Italo Bocchino è un buffone. Non è che voglia aggravare la mia posizione di querelato: una sentenza della Corte di Cassazione relativa a quel Piero Ricca che diede, appunto, del buffone a Silvio Berlusconi, stabilisce infatti che rivolgersi in tal fatta a un politico non costituisce reato, essendo solo una «forte critica che può esplicarsi in forma tanto più incisiva e penetrante, quanto più elevata è la sua posizione pubblica». E Italo Bocchino, che è di elevata posizione pubblica, niente meno che il vice del Presidente della Camera, si prenda dunque da me del buffone.

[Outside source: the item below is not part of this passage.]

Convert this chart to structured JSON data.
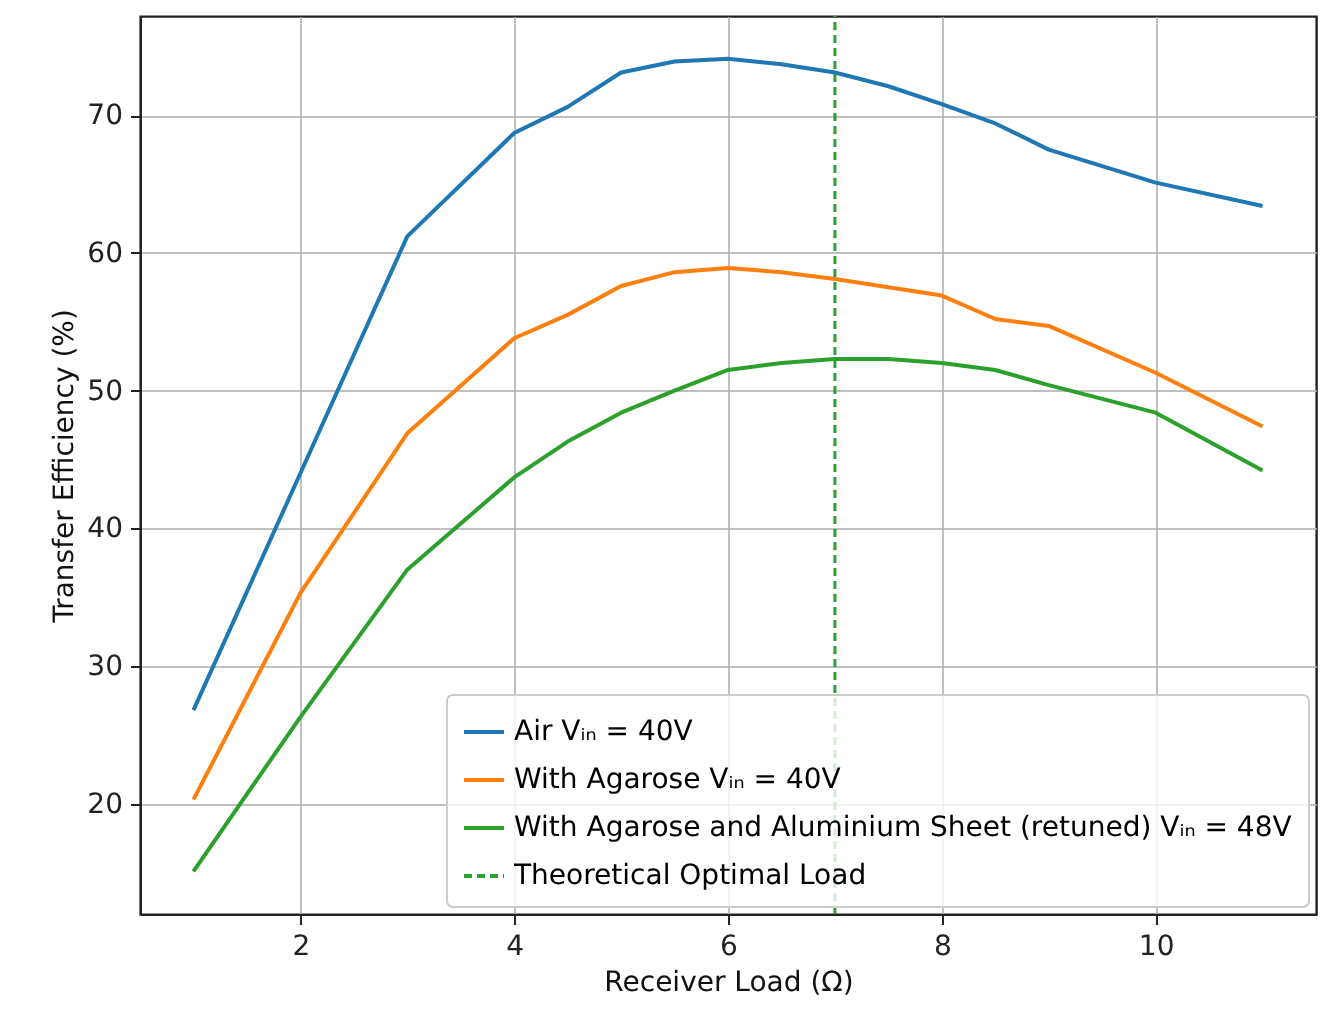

Ne abbiamo passate delle belle, qui al Giornale. Dapprima trattati da pirla allo sbaraglio (ci davano per falliti entro sessanta giorni), poi da appestati cui negare non dico la parola, ma il semplice buongiorno e infine da nemici da abbattere con ogni mezzo. Subimmo scioperi selvaggi in tipografia, boicottaggi nelle edicole, assalti alla redazione da parte di branchi di scalmanati armati di chiavi inglese e oggetti contundenti di diversa natura. Montanelli si beccò anche le pallottole. Per dire del clima, fummo costretti a prendere il porto d’armi – subito accordato per manifesto stato di pericolo – e girare con la pistola nella fondina. E tutto questo era niente di fronte alla quotidiana martellante, proterva, violenta e sguaiata aggressione verbale e giornalistica. Altro che stalking. La libertà di stampa e d’opinione, i diritti riconosciuti dalla Costituzione «più bella del mondo» sbandierati ieri e oggi da quelle forze politiche e giornalistiche che vantano la diversità antropologica, a noi del Giornale non era riservata. Per i lorsignori, o cantavi nel coro o volente o nolente ti tappavi la bocca.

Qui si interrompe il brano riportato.